Blog Post

4 ways to build your crisis muscle

Jun 28, 2025

 Leading in uncertainty is the new normal, but this weekend changed the game again

The escalating situation in the Middle East has sharpened an already unstable world. For business leaders, that means one thing, risk is rising. And with that rise come both threat and opportunity.

You may not be able to control geopolitics, but you can control how your business responds. Now is the time to pause, to reflect, to plan.

Sit down with your team. Think it through.

What are the possible implications?
Where are you vulnerable?
Where could you move quickly?
What scenarios could unfold?

Even if you conclude that no action is needed right now, the very act of having the conversation strengthens your organisation’s crisis muscle. And in uncertain times, that is a competitive advantage.

If you are not already doing this, here is a simple structure to follow:

  • Gather your senior team and ensure you include diverse perspectives

  • Map both risks and opportunities as too many teams focus only on the threats

  • Run through scenarios and ask what you would do if A, B or C happened

  • Decide what to monitor as geopolitics is fluid. What signals would trigger action?

  • Communicate as your people are looking to you for clarity

We talk about resilience all the time. This is your opportunity to practise it.

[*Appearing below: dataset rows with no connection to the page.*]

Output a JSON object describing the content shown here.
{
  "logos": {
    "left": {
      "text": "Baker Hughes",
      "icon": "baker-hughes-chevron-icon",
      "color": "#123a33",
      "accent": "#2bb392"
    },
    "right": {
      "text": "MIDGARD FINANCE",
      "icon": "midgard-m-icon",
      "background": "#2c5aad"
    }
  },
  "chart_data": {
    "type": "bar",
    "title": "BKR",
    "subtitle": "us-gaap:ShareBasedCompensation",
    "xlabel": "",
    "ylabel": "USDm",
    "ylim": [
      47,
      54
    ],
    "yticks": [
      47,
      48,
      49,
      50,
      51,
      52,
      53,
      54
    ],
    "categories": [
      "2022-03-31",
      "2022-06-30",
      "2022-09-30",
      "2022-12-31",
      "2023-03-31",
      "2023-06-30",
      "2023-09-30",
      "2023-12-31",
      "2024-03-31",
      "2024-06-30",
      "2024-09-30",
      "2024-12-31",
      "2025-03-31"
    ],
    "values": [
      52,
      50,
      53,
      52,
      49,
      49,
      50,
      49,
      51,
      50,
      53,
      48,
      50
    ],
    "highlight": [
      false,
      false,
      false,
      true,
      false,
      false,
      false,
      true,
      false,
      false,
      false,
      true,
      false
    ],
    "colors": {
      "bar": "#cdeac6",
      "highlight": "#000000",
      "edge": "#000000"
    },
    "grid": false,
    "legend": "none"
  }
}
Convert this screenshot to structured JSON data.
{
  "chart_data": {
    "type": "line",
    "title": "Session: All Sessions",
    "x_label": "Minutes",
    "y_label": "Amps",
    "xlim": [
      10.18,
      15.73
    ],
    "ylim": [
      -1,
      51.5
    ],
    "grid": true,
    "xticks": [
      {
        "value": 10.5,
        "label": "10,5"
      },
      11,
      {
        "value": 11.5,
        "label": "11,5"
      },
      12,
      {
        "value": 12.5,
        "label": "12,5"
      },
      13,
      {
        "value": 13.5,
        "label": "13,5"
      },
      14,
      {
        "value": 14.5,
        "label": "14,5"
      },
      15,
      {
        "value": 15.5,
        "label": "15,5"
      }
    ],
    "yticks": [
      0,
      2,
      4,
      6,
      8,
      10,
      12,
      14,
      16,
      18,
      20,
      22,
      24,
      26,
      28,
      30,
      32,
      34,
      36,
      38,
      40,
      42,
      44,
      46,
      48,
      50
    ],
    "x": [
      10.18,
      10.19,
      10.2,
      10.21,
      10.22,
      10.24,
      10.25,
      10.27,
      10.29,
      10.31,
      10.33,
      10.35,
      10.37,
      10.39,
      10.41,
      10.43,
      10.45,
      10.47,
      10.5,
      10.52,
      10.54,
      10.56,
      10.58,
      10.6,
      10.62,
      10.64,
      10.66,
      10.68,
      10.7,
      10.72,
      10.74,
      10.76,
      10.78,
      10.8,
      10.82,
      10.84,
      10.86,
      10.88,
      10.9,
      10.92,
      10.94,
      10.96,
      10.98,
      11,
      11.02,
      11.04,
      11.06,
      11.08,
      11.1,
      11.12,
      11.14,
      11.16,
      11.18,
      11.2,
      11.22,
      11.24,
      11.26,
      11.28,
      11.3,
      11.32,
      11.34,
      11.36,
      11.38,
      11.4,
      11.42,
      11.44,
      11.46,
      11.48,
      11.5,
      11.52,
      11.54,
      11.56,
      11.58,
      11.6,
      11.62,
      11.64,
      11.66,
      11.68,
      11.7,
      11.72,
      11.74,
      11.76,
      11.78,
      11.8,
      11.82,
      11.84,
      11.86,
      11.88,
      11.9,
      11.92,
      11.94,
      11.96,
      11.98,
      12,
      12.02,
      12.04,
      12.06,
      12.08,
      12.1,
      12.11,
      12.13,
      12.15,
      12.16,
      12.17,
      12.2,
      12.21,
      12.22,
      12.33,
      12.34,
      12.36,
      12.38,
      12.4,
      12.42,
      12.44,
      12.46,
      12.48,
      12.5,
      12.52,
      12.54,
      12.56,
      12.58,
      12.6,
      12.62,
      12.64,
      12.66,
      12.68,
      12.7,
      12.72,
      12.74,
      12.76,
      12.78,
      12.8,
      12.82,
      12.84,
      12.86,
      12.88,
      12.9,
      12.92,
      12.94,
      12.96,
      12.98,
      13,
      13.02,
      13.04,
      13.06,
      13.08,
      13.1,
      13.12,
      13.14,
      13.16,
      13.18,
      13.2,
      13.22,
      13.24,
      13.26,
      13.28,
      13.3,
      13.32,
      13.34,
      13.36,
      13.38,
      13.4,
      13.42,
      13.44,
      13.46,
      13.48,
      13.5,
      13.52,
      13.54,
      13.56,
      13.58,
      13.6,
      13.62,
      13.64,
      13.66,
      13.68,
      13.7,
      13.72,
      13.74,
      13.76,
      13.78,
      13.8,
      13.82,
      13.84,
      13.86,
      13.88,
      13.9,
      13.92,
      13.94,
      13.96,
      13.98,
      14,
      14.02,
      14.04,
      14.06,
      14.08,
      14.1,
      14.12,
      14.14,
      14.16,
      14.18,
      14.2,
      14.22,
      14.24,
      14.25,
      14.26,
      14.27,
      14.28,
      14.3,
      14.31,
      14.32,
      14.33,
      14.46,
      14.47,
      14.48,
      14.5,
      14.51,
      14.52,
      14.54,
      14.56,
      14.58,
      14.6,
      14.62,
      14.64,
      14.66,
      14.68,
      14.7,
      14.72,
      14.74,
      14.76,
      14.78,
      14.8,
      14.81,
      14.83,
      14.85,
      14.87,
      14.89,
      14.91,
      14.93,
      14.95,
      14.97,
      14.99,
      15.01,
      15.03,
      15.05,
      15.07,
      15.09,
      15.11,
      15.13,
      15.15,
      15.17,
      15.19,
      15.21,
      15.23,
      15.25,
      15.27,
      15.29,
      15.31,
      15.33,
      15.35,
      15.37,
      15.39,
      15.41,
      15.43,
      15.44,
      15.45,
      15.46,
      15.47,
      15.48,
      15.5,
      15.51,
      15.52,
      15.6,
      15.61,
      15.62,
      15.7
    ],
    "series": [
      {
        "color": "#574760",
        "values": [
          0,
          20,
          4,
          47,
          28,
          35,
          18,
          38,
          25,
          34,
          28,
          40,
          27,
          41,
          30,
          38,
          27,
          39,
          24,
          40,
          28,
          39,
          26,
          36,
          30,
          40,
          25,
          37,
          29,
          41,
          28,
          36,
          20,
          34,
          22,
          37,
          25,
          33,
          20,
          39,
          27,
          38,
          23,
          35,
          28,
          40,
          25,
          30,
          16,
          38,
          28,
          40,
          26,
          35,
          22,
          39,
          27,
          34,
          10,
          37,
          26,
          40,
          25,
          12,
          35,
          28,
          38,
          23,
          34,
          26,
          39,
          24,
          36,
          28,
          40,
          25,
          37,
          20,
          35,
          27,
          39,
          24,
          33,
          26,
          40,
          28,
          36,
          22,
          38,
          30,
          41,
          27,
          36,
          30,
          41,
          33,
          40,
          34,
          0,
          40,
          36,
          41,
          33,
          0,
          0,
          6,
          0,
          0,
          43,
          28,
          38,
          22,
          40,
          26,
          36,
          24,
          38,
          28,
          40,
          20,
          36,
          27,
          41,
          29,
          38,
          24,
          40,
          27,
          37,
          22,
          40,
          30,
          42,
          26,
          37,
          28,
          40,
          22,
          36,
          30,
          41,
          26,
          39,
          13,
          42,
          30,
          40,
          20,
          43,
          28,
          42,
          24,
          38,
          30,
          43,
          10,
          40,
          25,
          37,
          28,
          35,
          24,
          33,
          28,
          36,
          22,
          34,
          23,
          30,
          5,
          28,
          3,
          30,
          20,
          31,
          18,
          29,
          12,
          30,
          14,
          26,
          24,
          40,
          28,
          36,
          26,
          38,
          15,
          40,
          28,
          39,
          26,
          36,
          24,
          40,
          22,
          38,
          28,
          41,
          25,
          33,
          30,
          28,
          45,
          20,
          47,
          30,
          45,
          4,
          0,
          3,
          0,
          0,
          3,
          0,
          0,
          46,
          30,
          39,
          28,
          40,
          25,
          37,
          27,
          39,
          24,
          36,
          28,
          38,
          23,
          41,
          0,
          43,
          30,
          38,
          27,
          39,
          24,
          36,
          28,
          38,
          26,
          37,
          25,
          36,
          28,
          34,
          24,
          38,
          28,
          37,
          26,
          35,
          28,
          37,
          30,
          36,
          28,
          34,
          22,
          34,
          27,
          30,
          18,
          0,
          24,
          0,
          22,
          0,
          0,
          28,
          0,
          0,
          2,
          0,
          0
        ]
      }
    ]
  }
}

If you are already having these conversations, what has worked well?
If you are not, what is stopping you?

What comes after the crisis conversation?

One-off meetings do not build resilience. It is consistency, clarity and communication that make the difference. So what should you do next?

Here is a simple structure that we use with senior teams:

  1. Appoint a “watcher”
    Task someone with scanning for developments. Not just the obvious headlines, but second and third order effects such as supply chains, customer behaviour or political shifts

  2. Create a 30-day dashboard
    Track what matters most. What are your critical assumptions? Where are you exposed? What decisions might you need to take quickly?

  3. Set a rhythm
    Schedule short weekly check-ins. Not big strategy sessions, just focused conversations that ask “What has changed? What does it mean for us?”

  4. Keep people in the loop
    Your wider organisation is watching too. They need to know you are thinking ahead. Even a simple message such as “We are monitoring but not acting yet” builds confidence and calm

Too many leadership teams have a good conversation and then go back to business as usual. The best teams build a habit of strategic thinking under pressure.